TALENTO DO PARANORMAL SERÁ BEM APROVEITADO

 

Jornal do Commercio, de 22 de dezembro de 1989

 

 

 

Pesquisas serão iniciadas em comunidades da periferia, para detectar pessoas portadoras de dons paranormais e orientá-las no sentido de melhor aproveitar esse talento.

 

Estimulada pelo artigo 174 da Constituição   Estadual, que garante assistência do Estado e dos Municípios aos paranormais, a direção do Instituto Pernambucano de Pesquisas Psicobiofísicas - I. P. P. P. - pretende iniciar pesquisas em comunidades da periferia para detectar pessoas com dons paranormais e orientar a população  sobre os fenômenos que geralmente são tratados como coisas do outro mundo. “Queremos dar cumprimento ao nosso programa de valorizar o paranormal e orientá-lo no sentido de melhor aproveitar o seu talento”, diz o presidente da entidade, parapsicólogo Valter da Rosa Borges.

 

O que o I. P. P. P. deseja fazer, na verdade, é uma campanha de conscientização a respeito dos fenômenos paranormais, pois é comum que a população os confunda com manifestações espíritas, segundo o parapsicólogo. “As pessoas que têm aptidões vão aos centros espíritas e terminam se envolvendo com a religiosidade, quando estão equivocadas com este procedimento”, acrescenta.

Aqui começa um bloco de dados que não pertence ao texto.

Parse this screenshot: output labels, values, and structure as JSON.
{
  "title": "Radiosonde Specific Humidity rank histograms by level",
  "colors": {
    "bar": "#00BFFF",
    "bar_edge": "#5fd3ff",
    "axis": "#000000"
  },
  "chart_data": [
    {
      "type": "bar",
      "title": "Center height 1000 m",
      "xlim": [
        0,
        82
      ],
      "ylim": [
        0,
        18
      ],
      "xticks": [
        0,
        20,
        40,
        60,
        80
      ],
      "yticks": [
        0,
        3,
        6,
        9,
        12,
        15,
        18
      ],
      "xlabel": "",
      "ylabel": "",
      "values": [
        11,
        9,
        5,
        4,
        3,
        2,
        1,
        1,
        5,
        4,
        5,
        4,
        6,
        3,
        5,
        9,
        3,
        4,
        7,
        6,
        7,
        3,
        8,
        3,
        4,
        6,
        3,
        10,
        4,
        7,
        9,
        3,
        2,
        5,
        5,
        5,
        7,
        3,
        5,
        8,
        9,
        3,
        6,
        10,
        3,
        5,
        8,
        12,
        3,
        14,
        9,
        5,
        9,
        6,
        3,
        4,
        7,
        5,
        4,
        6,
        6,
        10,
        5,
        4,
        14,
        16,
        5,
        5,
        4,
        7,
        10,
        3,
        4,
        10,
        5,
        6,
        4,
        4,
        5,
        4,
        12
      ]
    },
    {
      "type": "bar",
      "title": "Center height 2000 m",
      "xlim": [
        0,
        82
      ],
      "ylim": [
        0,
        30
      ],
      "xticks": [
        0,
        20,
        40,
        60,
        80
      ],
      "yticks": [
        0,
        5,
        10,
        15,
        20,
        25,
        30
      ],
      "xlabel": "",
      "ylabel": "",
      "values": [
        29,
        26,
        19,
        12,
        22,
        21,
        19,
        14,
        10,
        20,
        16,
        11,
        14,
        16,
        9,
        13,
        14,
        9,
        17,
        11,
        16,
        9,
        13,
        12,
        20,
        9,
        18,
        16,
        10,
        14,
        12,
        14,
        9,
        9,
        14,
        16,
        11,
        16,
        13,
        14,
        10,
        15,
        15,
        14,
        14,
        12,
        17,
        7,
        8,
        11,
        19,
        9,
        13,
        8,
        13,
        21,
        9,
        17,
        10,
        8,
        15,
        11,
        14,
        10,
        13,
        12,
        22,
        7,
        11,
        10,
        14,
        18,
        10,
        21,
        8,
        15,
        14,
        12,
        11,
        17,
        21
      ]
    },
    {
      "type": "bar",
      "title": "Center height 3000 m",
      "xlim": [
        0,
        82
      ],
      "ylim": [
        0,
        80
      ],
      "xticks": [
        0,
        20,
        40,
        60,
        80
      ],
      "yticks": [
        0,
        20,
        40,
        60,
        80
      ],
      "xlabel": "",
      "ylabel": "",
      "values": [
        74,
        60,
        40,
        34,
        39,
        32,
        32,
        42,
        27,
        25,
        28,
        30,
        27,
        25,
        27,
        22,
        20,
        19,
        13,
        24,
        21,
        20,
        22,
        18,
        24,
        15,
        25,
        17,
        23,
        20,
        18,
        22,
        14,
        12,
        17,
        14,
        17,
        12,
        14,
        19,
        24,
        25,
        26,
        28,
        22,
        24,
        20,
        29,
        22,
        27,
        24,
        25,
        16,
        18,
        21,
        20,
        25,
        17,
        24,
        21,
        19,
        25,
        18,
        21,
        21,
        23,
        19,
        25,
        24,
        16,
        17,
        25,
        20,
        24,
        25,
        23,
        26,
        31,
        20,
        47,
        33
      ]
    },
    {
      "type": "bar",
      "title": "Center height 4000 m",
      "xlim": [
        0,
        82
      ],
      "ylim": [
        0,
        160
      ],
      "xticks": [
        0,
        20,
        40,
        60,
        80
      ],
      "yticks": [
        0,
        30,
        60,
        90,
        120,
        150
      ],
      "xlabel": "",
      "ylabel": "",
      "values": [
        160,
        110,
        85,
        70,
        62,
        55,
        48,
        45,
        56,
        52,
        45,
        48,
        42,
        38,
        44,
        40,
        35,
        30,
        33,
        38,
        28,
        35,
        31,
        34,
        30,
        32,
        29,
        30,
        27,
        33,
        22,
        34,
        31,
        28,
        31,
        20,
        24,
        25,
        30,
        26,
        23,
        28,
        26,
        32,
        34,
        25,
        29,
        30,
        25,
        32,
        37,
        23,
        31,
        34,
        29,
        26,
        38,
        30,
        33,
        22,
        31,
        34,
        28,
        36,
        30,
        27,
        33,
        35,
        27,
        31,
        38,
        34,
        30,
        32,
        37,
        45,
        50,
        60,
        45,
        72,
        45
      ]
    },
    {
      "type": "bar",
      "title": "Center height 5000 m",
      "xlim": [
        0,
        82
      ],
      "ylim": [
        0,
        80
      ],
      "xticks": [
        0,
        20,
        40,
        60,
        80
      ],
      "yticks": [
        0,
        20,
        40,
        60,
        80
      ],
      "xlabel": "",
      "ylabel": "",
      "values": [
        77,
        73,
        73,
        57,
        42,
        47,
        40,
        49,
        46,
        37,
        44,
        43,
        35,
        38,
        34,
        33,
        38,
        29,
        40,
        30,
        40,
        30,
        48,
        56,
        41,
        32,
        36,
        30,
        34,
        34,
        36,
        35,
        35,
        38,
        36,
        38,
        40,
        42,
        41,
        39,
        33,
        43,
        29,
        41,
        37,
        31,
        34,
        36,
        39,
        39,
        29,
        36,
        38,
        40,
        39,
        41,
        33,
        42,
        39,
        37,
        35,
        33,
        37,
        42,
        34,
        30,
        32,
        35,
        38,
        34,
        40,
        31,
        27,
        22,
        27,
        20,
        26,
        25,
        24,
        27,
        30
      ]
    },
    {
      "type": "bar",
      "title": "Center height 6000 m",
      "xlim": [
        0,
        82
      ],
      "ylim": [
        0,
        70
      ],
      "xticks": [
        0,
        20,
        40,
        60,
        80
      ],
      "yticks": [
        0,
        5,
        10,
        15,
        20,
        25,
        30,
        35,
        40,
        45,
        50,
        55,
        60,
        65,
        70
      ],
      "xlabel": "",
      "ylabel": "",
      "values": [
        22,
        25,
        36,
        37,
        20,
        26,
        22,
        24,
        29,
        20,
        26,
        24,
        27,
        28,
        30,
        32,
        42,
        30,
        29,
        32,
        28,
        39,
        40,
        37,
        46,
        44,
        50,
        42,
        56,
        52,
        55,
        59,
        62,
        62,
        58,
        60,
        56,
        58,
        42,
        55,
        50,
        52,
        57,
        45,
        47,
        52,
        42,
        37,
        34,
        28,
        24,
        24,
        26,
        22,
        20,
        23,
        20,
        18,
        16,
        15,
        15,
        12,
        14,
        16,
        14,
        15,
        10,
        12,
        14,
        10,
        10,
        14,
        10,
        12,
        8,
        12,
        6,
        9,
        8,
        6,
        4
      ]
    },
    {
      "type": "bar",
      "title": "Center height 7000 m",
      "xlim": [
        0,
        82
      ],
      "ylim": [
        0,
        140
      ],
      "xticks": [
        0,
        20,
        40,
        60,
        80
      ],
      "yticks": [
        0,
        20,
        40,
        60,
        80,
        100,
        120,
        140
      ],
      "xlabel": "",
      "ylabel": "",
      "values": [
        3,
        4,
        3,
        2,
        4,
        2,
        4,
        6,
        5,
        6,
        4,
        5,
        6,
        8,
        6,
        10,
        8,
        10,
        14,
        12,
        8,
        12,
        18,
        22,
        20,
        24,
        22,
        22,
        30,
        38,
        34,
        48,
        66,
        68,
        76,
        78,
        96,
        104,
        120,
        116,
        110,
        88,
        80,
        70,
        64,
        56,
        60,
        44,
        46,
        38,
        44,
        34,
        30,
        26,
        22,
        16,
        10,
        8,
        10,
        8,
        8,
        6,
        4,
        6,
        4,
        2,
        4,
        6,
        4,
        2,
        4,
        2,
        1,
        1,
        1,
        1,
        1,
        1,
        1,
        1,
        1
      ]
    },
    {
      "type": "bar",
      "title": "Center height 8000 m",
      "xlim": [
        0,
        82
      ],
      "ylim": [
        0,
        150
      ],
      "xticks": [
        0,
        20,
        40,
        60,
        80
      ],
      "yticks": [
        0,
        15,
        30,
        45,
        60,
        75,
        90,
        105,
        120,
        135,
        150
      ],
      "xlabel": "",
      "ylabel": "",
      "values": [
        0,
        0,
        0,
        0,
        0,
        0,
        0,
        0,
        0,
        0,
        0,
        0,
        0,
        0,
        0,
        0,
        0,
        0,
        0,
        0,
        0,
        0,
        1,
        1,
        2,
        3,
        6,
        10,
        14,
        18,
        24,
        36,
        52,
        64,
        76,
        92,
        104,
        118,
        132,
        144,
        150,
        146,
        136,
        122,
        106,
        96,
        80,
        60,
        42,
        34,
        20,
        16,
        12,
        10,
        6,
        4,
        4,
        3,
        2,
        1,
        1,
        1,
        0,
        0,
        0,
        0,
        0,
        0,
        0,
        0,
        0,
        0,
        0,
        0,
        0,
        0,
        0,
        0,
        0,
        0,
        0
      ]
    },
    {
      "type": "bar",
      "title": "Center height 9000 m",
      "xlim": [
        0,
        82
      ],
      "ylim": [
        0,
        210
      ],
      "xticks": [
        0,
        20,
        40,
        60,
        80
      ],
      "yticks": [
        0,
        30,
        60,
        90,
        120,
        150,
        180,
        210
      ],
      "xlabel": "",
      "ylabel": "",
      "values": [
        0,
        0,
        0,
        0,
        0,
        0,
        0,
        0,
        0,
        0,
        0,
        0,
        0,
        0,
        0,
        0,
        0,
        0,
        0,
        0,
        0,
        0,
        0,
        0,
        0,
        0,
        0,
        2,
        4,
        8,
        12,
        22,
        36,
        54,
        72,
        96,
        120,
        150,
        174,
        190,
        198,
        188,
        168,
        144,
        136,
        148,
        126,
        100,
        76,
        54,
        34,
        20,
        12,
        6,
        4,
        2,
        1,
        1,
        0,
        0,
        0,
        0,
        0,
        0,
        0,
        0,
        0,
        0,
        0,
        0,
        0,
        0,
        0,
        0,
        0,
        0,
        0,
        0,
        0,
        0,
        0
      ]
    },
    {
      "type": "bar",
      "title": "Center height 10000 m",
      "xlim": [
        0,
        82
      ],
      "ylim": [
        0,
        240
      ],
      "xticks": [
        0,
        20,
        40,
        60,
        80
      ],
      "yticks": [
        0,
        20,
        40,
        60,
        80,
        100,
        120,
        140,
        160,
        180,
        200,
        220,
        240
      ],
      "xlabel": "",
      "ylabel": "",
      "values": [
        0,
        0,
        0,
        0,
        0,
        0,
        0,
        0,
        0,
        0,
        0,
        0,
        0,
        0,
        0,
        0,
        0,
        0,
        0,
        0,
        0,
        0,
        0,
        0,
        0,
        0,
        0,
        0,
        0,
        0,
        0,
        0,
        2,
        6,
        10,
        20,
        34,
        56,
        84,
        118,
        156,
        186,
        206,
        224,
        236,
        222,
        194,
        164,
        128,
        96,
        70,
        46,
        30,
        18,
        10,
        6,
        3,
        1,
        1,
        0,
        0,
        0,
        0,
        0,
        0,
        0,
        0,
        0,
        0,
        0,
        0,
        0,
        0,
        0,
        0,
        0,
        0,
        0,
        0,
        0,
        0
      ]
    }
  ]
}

A campanha, que pode ser iniciada no próximo ano, era uma intenção antiga do I. P. P. P., mas somente agora encontrou respaldo oficial, uma vez que a Constituição de Pernambuco é a única do Brasil a considerar o paranormal como alguém que precisa do amparo dos poderes públicos.

 

Ainda não existem as definições sobre esta campanha, pois ela está sendo idealizada pelo presidente, ainda em fase de projeto. Segundo Valter da Rosa Borges são consideradas paranormais as pessoas que produzem fenômenos psi-gama (telepatia, clarividência e precognição) e psi-kapa (pessoas que deslocam objetos, deformam estruturas, etc).

 

“Todas as pessoas possuem aptidões paranormais. Raro é alguém que nunca passou por uma experiência parapsicológica. Mas o que caracteriza, mesmo, o paranormal é a frequência com que ocorrem esses fenômenos”, diz o presidente do Instituto Pernambucano de Pesquisas Psicobiofísicas.

 

Para Valter da Rosa Borges são poucas as pessoas que realmente são paranormais. No entanto, a maioria das pessoas que apresentam sintomas “estranhos” termina recorrendo a terreiros espíritas, dando asas ao fantasioso, ao invés de resolver os fenômenos a nível de um Instituto. “Quando fizermos nossa campanha, vamos procurar acabar com estas superstições.  Mostraremos que o povo é muitas vezes induzido a pensar de uma maneira mágica, quando os fenômenos não têm nada de extraordinário”, diz.

 

Enquanto esta campanha não se inicia de fato, o Instituto faz um trabalho de esclarecimento sobre os fenômenos paranormais, junto às pessoas que recorrem aos parapsicólogos para resolver problemas sobrenaturais. Nestas ocasiões, os profissionais fazem entrevistas, aplicam testes e elaboram um histórico sobre os acontecimentos. Se o problema tiver caráter parapsíquico, então eles recomendam exercícios, para que as pessoas se desfaçam das energias que provocam os problemas. Caso não existam fenômenos e os problemas necessitem de outros profissionais, então eles encaminham para os especialistas.

 

“Quando isto não ocorre, as pessoas vão diretamente aos centros espíritas. É por isto que é normal encontrar pessoas, nestes locais, precisando de médicos, psicólogos ou de qualquer outro tipo de assistência”, argumenta.

 

O Instituto Pernambucano de Pesquisas Psicobiofísicas atende na Rua da Concórdia, 372, salas 56 e 57, Santo Antônio. A entidade existe desde janeiro de 1973 e já formou dois parapsicólogos em curso de pós-graduação. “A Parapsicologia só vem sendo tratada com mais seriedade há poucos anos. Para se ter uma ideia, a conscientização do assunto como científico veio ocorrer a partir de um congresso que ocorreu no Rio de Janeiro, em 1982. Mas é grande o número de pessoas que começam a se interessar pelo assunto. Isto percebemos nos cursos básicos, que ministramos no I.P.P.P.”.